荷香這時不冷不熱的說:“哎呀,是嗎?奴婢方才就看到您這在此處,原來是在尋物件啊,可是珍貴的很?”
荷香話語輕柔緩慢,半點聽不出不敬,反而很是為潘紫媛擔憂的樣子。
潘紫媛也是這一刻才看到荷香,頓時臉上染上了幾絲難堪,低低的嗯了一聲。秧夕這就什麼都明白了。一個鄙夷的眼神丟給了她。
長空庭心急如焚,哪有功夫管這些閑人閑事冷冰冰的說:“快不快去!”
秧夕有看了一眼潘紫媛,當然是怕潘紫媛趁著她們離開與長空庭搭話啊,真是不要臉的狐狸精,居然在這種地方,等男人!
秧夕倒不是認為那潘紫媛能勾走了長空庭,矯揉造作的不說,單看那張臉差雲端十萬八千裏了。但是誰願意看到別個女人惦記自己男人?後院惦記的已經夠多了?居然外頭還有,還是太後的人,真是惡心至極!
秧夕這便狠狠剜了一眼潘紫媛進了側門。長空庭閉目在側門立著,黑色的大麾依然掩蓋不住他欣長的身形。
潘紫媛不敢輕易搭話,那樣自己就太低賤了,她側身終於在牆根找到了自己的帕巾。她知道自己該離去了,長空庭不與她主動說話,她就該離開,但是她邁不開那個步子,她眷戀有長空庭的氣息。

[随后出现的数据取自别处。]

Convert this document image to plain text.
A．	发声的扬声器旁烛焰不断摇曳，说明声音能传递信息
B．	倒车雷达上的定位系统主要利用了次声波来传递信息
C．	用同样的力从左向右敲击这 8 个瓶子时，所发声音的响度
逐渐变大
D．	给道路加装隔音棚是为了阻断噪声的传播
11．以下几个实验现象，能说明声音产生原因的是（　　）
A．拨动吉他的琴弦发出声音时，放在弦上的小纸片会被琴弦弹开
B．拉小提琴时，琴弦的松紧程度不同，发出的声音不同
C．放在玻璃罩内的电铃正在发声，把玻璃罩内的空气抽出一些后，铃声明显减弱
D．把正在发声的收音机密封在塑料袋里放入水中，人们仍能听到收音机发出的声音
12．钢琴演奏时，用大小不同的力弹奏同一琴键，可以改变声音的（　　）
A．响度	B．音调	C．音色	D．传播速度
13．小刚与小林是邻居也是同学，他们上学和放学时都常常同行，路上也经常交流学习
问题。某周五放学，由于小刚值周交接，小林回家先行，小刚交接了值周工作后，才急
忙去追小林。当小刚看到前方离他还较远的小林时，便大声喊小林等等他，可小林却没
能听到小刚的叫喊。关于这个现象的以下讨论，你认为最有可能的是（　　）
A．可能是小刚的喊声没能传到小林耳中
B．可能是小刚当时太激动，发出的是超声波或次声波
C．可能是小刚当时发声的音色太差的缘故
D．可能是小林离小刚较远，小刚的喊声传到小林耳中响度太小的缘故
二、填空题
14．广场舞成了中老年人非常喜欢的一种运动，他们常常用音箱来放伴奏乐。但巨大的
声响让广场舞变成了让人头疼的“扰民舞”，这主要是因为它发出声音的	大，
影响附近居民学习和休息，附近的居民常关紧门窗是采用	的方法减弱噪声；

反正長空庭閉目假寐,她隻要安安靜靜的便好,看著這個冷酷剛毅的男人,潘紫媛不禁開始幻想有朝一日成為他的夫人,跟在他的身後,那是多麼大的榮耀?
秧夕這頭一進春嬌殿便看到雲端正在聚精會神的繪畫,給皇帝作畫啊,她哪裏敢打擾?
所以秧夕就那樣安靜的在一側立著,雲端眼角看到秧夕隨意的說:“馬上就OK了,側妃妃等等。”
秧夕頭疼,這丫頭在府裏就被王爺寵的半點規矩沒有,時不時說點奇奇怪怪的話,進了宮也是這般,皇帝能不惦記她嗎?

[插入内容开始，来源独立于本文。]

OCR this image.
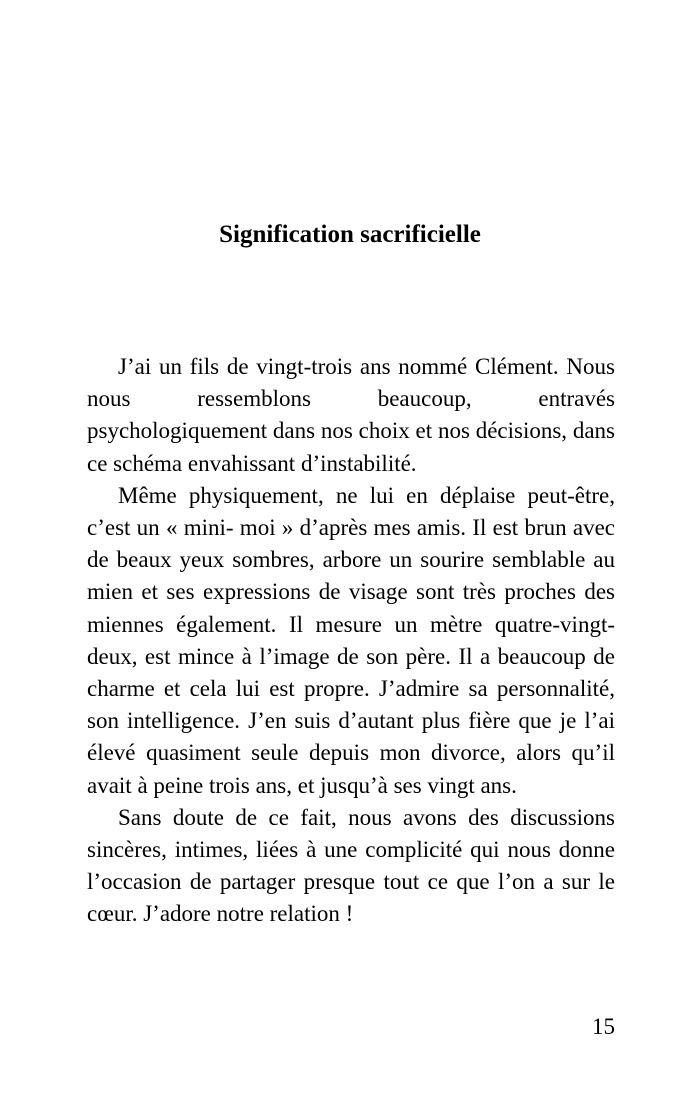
Signification sacrificielle

J’ai un fils de vingt-trois ans nommé Clément. Nous nous ressemblons beaucoup, entravés psychologiquement dans nos choix et nos décisions, dans ce schéma envahissant d’instabilité.

Même physiquement, ne lui en déplaise peut-être, c’est un « mini- moi » d’après mes amis. Il est brun avec de beaux yeux sombres, arbore un sourire semblable au mien et ses expressions de visage sont très proches des miennes également. Il mesure un mètre quatre-vingt-deux, est mince à l’image de son père. Il a beaucoup de charme et cela lui est propre. J’admire sa personnalité, son intelligence. J’en suis d’autant plus fière que je l’ai élevé quasiment seule depuis mon divorce, alors qu’il avait à peine trois ans, et jusqu’à ses vingt ans.

Sans doute de ce fait, nous avons des discussions sincères, intimes, liées à une complicité qui nous donne l’occasion de partager presque tout ce que l’on a sur le cœur. J’adore notre relation !

15
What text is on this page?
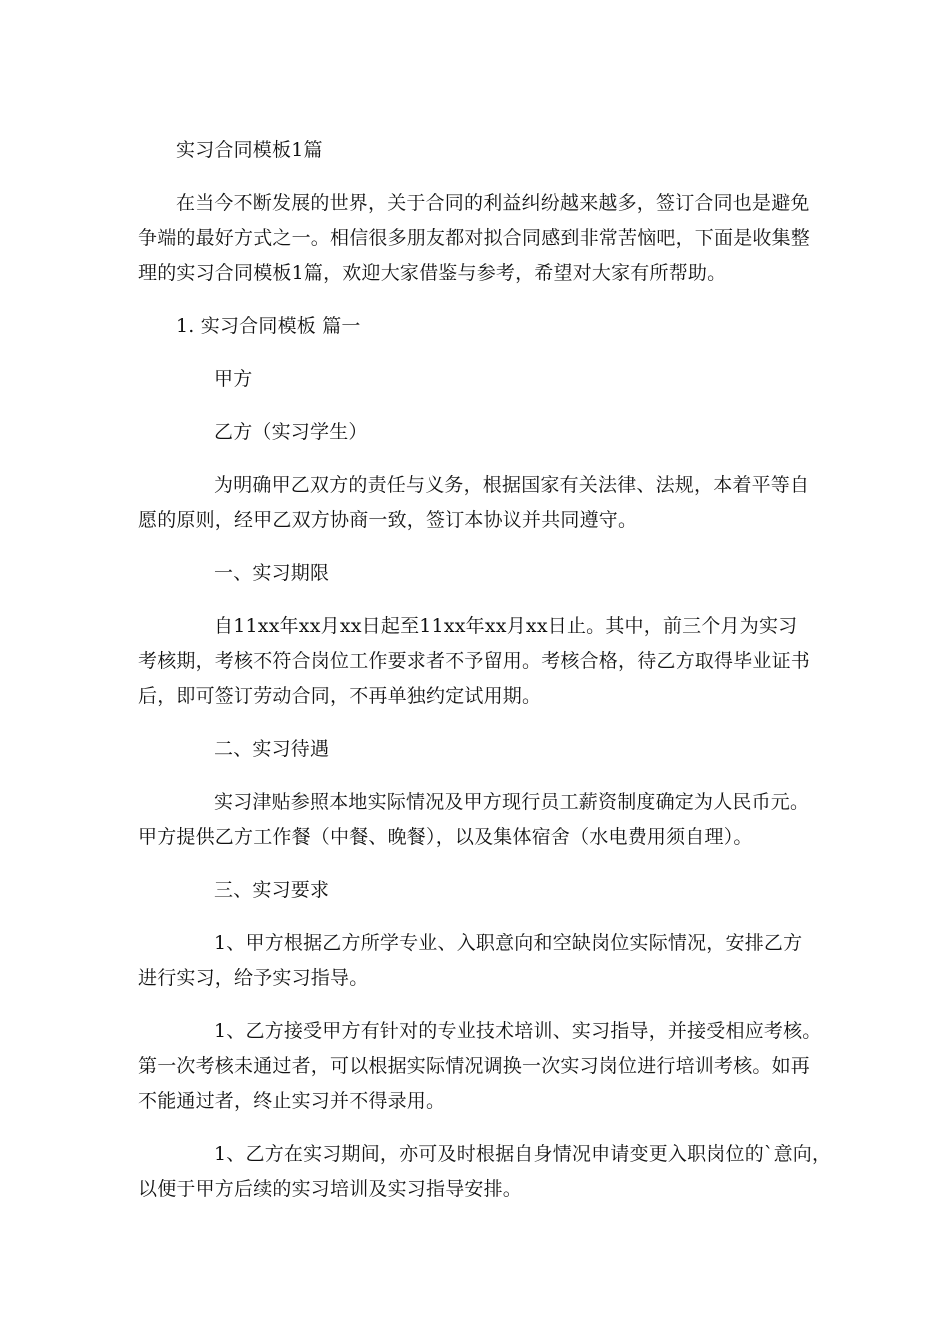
实习合同模板1篇
在当今不断发展的世界，关于合同的利益纠纷越来越多，签订合同也是避免
争端的最好方式之一。相信很多朋友都对拟合同感到非常苦恼吧，下面是收集整
理的实习合同模板1篇，欢迎大家借鉴与参考，希望对大家有所帮助。
1. 实习合同模板 篇一
甲方
乙方（实习学生）
为明确甲乙双方的责任与义务，根据国家有关法律、法规，本着平等自
愿的原则，经甲乙双方协商一致，签订本协议并共同遵守。
一、实习期限
自11xx年xx月xx日起至11xx年xx月xx日止。其中，前三个月为实习
考核期，考核不符合岗位工作要求者不予留用。考核合格，待乙方取得毕业证书
后，即可签订劳动合同，不再单独约定试用期。
二、实习待遇
实习津贴参照本地实际情况及甲方现行员工薪资制度确定为人民币元。
甲方提供乙方工作餐（中餐、晚餐），以及集体宿舍（水电费用须自理）。
三、实习要求
1、甲方根据乙方所学专业、入职意向和空缺岗位实际情况，安排乙方
进行实习，给予实习指导。
1、乙方接受甲方有针对的专业技术培训、实习指导，并接受相应考核。
第一次考核未通过者，可以根据实际情况调换一次实习岗位进行培训考核。如再
不能通过者，终止实习并不得录用。
1、乙方在实习期间，亦可及时根据自身情况申请变更入职岗位的`意向，
以便于甲方后续的实习培训及实习指导安排。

皇帝這便輕笑了出來,那位畫師猛然間發現自己的筆少了一支,他可就帶出來那麼幾支,所剩無幾了,這可是他吃飯的家夥事啊,這就慌亂的在工具箱中翻找,雲端這頭臉上便見了紅色,皇帝倒是沒想到美人臉皮子這般薄。還想這她敢偷就不怕被人抓呢?
那畫師尋來尋去卻不見,也不敢露出什麼神色,在皇帝妃子的宮殿丟東西,怎麼說的出口。他這便低著頭琢磨什麼時候弄丟的,就聽到皇帝問:“愛卿在尋何物?”
那畫師支支吾吾到底不敢說,丟了東西了,但依然一臉便秘,好似收了什麼委屈。
皇帝這就又問:“有朕在,愛卿直說無妨!”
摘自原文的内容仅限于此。